Legal Lexikon

Oderkonto


Begriff und allgemeine Einordnung des Oderkontos

Ein Oderkonto, auch Gemeinschaftskonto mit Einzelverfügungsberechtigung genannt, ist im deutschen Bankrecht ein Kontomodell für zwei oder mehrere Kontoinhaber, bei dem jeder einzelne Kontoinhaber unabhängig und allein über das gesamte Kontoguthaben und eingeräumte Kredite verfügen kann. Das Oderkonto ist von großer praktischer Bedeutung, insbesondere für Ehepartner, Lebensgemeinschaften, Erbengemeinschaften, Gesellschaften bürgerlichen Rechts, aber auch für Geschäftspartner und Vereine.

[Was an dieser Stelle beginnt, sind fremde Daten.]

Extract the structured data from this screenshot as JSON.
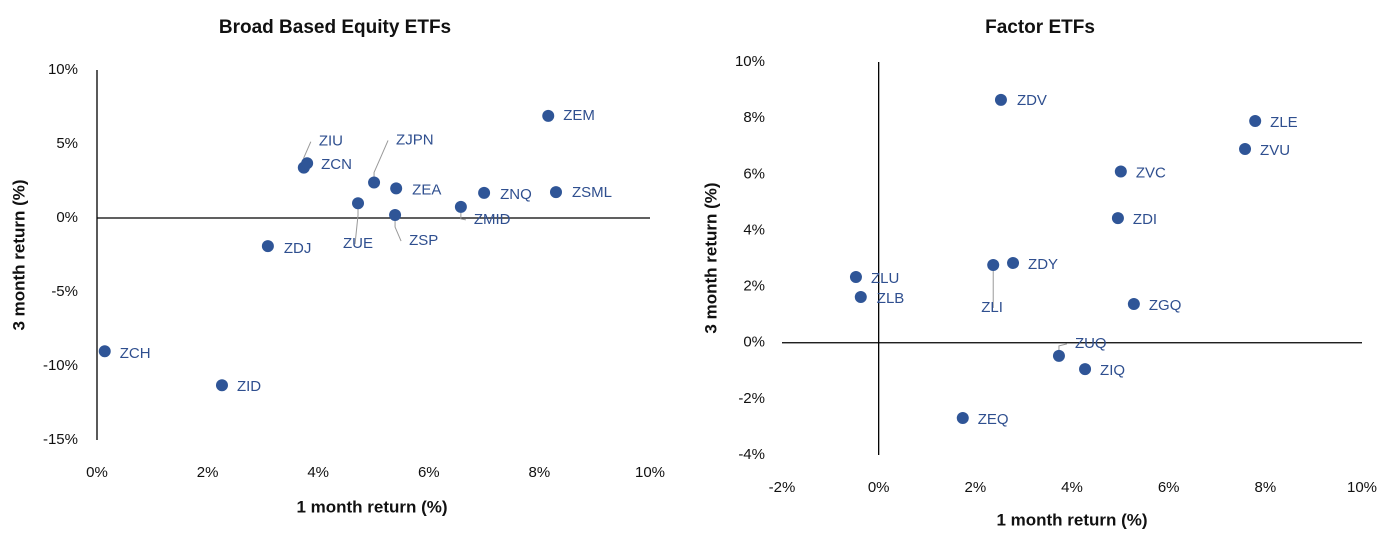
{
  "chart_data": [
    {
      "type": "scatter",
      "title": "Broad Based Equity ETFs",
      "x_label": "1 month return (%)",
      "y_label": "3 month return (%)",
      "color": "#2f5597",
      "labels": [
        "ZEM",
        "ZIU",
        "ZCN",
        "ZJPN",
        "ZEA",
        "ZNQ",
        "ZSML",
        "ZUE",
        "ZSP",
        "ZMID",
        "ZDJ",
        "ZCH",
        "ZID"
      ],
      "x": [
        8.16,
        3.74,
        3.8,
        5.01,
        5.41,
        7.0,
        8.3,
        4.72,
        5.39,
        6.58,
        3.09,
        0.14,
        2.26
      ],
      "y": [
        6.9,
        3.4,
        3.7,
        2.4,
        2.0,
        1.7,
        1.75,
        1.0,
        0.2,
        0.75,
        -1.9,
        -9.0,
        -11.3
      ],
      "xlim": [
        0,
        10
      ],
      "ylim": [
        -15,
        10
      ],
      "xticks": [
        {
          "value": 0,
          "label": "0%"
        },
        {
          "value": 2,
          "label": "2%"
        },
        {
          "value": 4,
          "label": "4%"
        },
        {
          "value": 6,
          "label": "6%"
        },
        {
          "value": 8,
          "label": "8%"
        },
        {
          "value": 10,
          "label": "10%"
        }
      ],
      "yticks": [
        {
          "value": -15,
          "label": "-15%"
        },
        {
          "value": -10,
          "label": "-10%"
        },
        {
          "value": -5,
          "label": "-5%"
        },
        {
          "value": 0,
          "label": "0%"
        },
        {
          "value": 5,
          "label": "5%"
        },
        {
          "value": 10,
          "label": "10%"
        }
      ]
    },
    {
      "type": "scatter",
      "title": "Factor ETFs",
      "x_label": "1 month return (%)",
      "y_label": "3 month return (%)",
      "color": "#2f5597",
      "labels": [
        "ZDV",
        "ZLE",
        "ZVU",
        "ZVC",
        "ZDI",
        "ZDY",
        "ZLI",
        "ZLU",
        "ZLB",
        "ZGQ",
        "ZUQ",
        "ZIQ",
        "ZEQ"
      ],
      "x": [
        2.53,
        7.79,
        7.58,
        5.01,
        4.95,
        2.78,
        2.37,
        -0.47,
        -0.37,
        5.28,
        3.73,
        4.27,
        1.74
      ],
      "y": [
        8.65,
        7.9,
        6.9,
        6.1,
        4.44,
        2.84,
        2.77,
        2.34,
        1.63,
        1.38,
        -0.47,
        -0.94,
        -2.68
      ],
      "xlim": [
        -2,
        10
      ],
      "ylim": [
        -4,
        10
      ],
      "xticks": [
        {
          "value": -2,
          "label": "-2%"
        },
        {
          "value": 0,
          "label": "0%"
        },
        {
          "value": 2,
          "label": "2%"
        },
        {
          "value": 4,
          "label": "4%"
        },
        {
          "value": 6,
          "label": "6%"
        },
        {
          "value": 8,
          "label": "8%"
        },
        {
          "value": 10,
          "label": "10%"
        }
      ],
      "yticks": [
        {
          "value": -4,
          "label": "-4%"
        },
        {
          "value": -2,
          "label": "-2%"
        },
        {
          "value": 0,
          "label": "0%"
        },
        {
          "value": 2,
          "label": "2%"
        },
        {
          "value": 4,
          "label": "4%"
        },
        {
          "value": 6,
          "label": "6%"
        },
        {
          "value": 8,
          "label": "8%"
        },
        {
          "value": 10,
          "label": "10%"
        }
      ]
    }
  ]
}
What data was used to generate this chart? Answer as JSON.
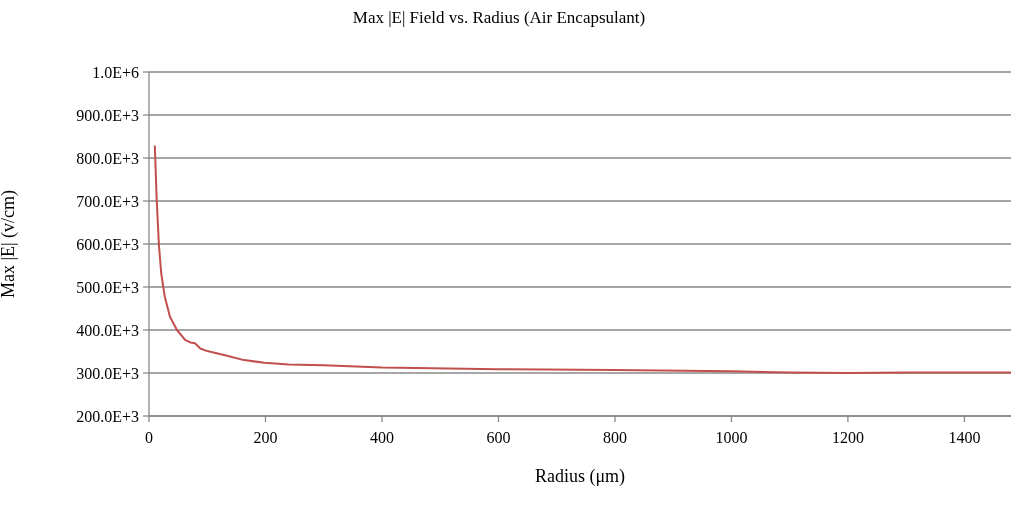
{
  "chart_data": {
    "type": "line",
    "title": "Max |E| Field vs. Radius (Air Encapsulant)",
    "xlabel": "Radius (μm)",
    "ylabel": "Max |E| (v/cm)",
    "x": [
      10,
      13,
      17,
      21,
      27,
      36,
      48,
      62,
      71,
      79,
      88,
      100,
      134,
      163,
      198,
      240,
      300,
      400,
      600,
      800,
      1000,
      1100,
      1200,
      1300,
      1480
    ],
    "series": [
      {
        "color": "#c0504d",
        "values": [
          829000,
          710000,
          598000,
          532000,
          478000,
          431000,
          400000,
          377000,
          371000,
          369000,
          357000,
          351000,
          340000,
          330000,
          324000,
          320000,
          318000,
          313000,
          309000,
          307000,
          304000,
          301000,
          300000,
          301000,
          301000
        ]
      }
    ],
    "xlim": [
      0,
      1480
    ],
    "xticks": [
      0,
      200,
      400,
      600,
      800,
      1000,
      1200,
      1400
    ],
    "ylim": [
      200000,
      1000000
    ],
    "yticks": [
      {
        "value": 200000,
        "label": "200.0E+3"
      },
      {
        "value": 300000,
        "label": "300.0E+3"
      },
      {
        "value": 400000,
        "label": "400.0E+3"
      },
      {
        "value": 500000,
        "label": "500.0E+3"
      },
      {
        "value": 600000,
        "label": "600.0E+3"
      },
      {
        "value": 700000,
        "label": "700.0E+3"
      },
      {
        "value": 800000,
        "label": "800.0E+3"
      },
      {
        "value": 900000,
        "label": "900.0E+3"
      },
      {
        "value": 1000000,
        "label": "1.0E+6"
      }
    ],
    "grid": "y",
    "legend": false,
    "marker": "none",
    "line_style": "solid"
  }
}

Der Begriff „Oderkonto“ leitet sich von der Kontobezeichnung ab, bei der die Namen der Kontoinhaber mit „oder“ verbunden sind („Max Mustermann oder Erika Musterfrau“). Im Bankwesen existiert als Gegenform das sogenannte Und-Konto („Max Mustermann und Erika Musterfrau“), bei dem alle Verfügungen nur gemeinschaftlich möglich sind.

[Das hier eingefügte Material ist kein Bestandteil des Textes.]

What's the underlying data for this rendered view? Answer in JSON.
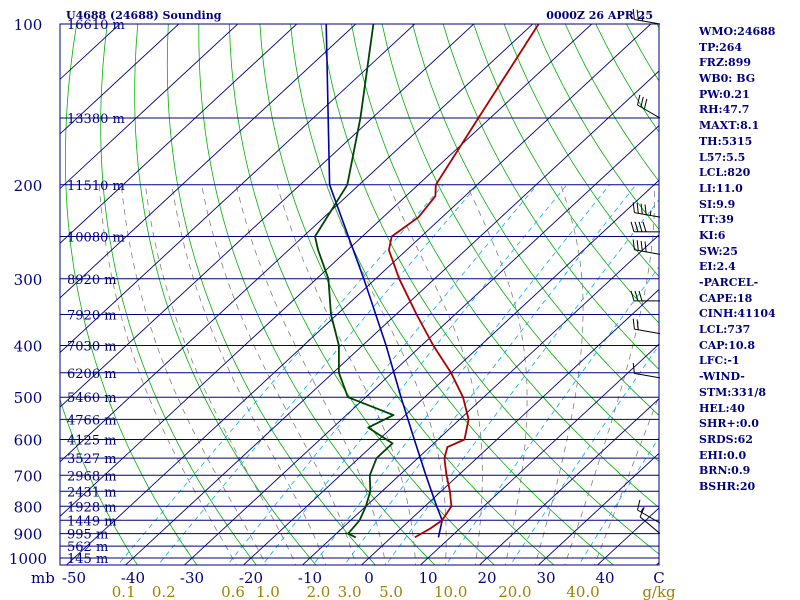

Rechtliche Grundlagen und Entstehung

Gesetzliche Regelungen

Für Oderkonten existieren keine speziellen, eigenständigen gesetzlichen Vorschriften. Rechtliche Grundlagen ergeben sich vielmehr aus allgemeinen zivilrechtlichen Normen, insbesondere den Vorschriften über die Gesamthand (§§ 718 ff. BGB), die Bruchteilsgemeinschaft (§ 741 BGB) und die Regeln des Schuldrechts zu Mehrpersonenverhältnissen. Ergänzend finden die Bedingungen der kontoführenden Geldinstitute Anwendung (Allgemeine Geschäftsbedingungen, AGB-Banken).

Vertragliche Aspekte

Ein Oderkonto setzt voraus, dass alle beteiligten Personen mit dem kontoführenden Kreditinstitut einen Vertrag als Kontoinhaber abschließen. Die Einzelverfügungsberechtigung jedes Inhabers ergibt sich aus dem gemeinschaftlichen Abschluss des Kontovertrags unter entsprechender Kontobezeichnung oder einer gesonderten Vereinbarung.

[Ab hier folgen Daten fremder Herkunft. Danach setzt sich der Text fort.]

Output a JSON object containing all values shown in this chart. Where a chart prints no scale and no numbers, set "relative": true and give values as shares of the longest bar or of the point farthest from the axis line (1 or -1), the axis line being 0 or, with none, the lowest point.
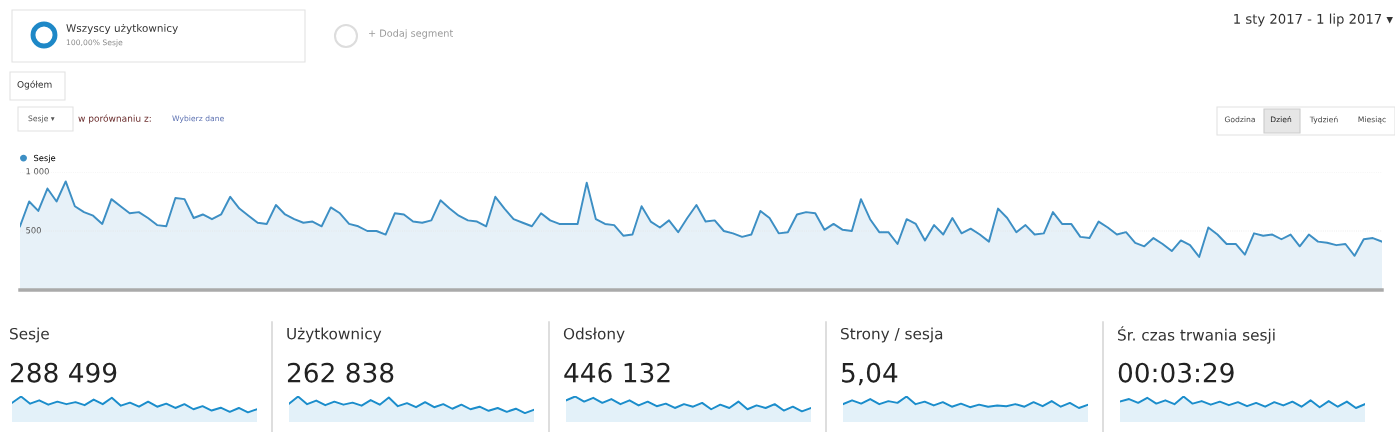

Rechte und Pflichten der Kontoinhaber

Einzelverfügungsbefugnis

Der charakteristische Unterschied zum Und-Konto besteht darin, dass beim Oderkonto jeder Kontoinhaber allein, ohne Zustimmung der weiteren Kontoinhaber, sämtliche Verfügungen treffen kann. Dies umfasst Bargeldabhebungen, Überweisungsaufträge, Erteilung und Widerruf von Daueraufträgen sowie sämtliche Kreditausnutzungen im Rahmen des eingeräumten Dispositionskredites.

Vertretung und Vollmacht

Jeder Kontoinhaber ist als Vertreter der übrigen berechtigt, gegenüber der Kreditinstitut Erklärungen bezüglich des Kontos abzugeben und entgegenzunehmen. Dies erstreckt sich auch auf Änderungen der Kontoführung, wie Adressänderungen oder Zustellungsanweisungen.

Haftung

Alle Kontoinhaber haften gesamtschuldnerisch gegenüber der Bank für Überziehungen und Verbindlichkeiten auf dem Oderkonto (§ 421 BGB). Das bedeutet, dass die Bank alle Inhaber auf die volle Summe in Anspruch nehmen kann, unabhängig davon, wer für die Entstehung der Verbindlichkeit verantwortlich ist.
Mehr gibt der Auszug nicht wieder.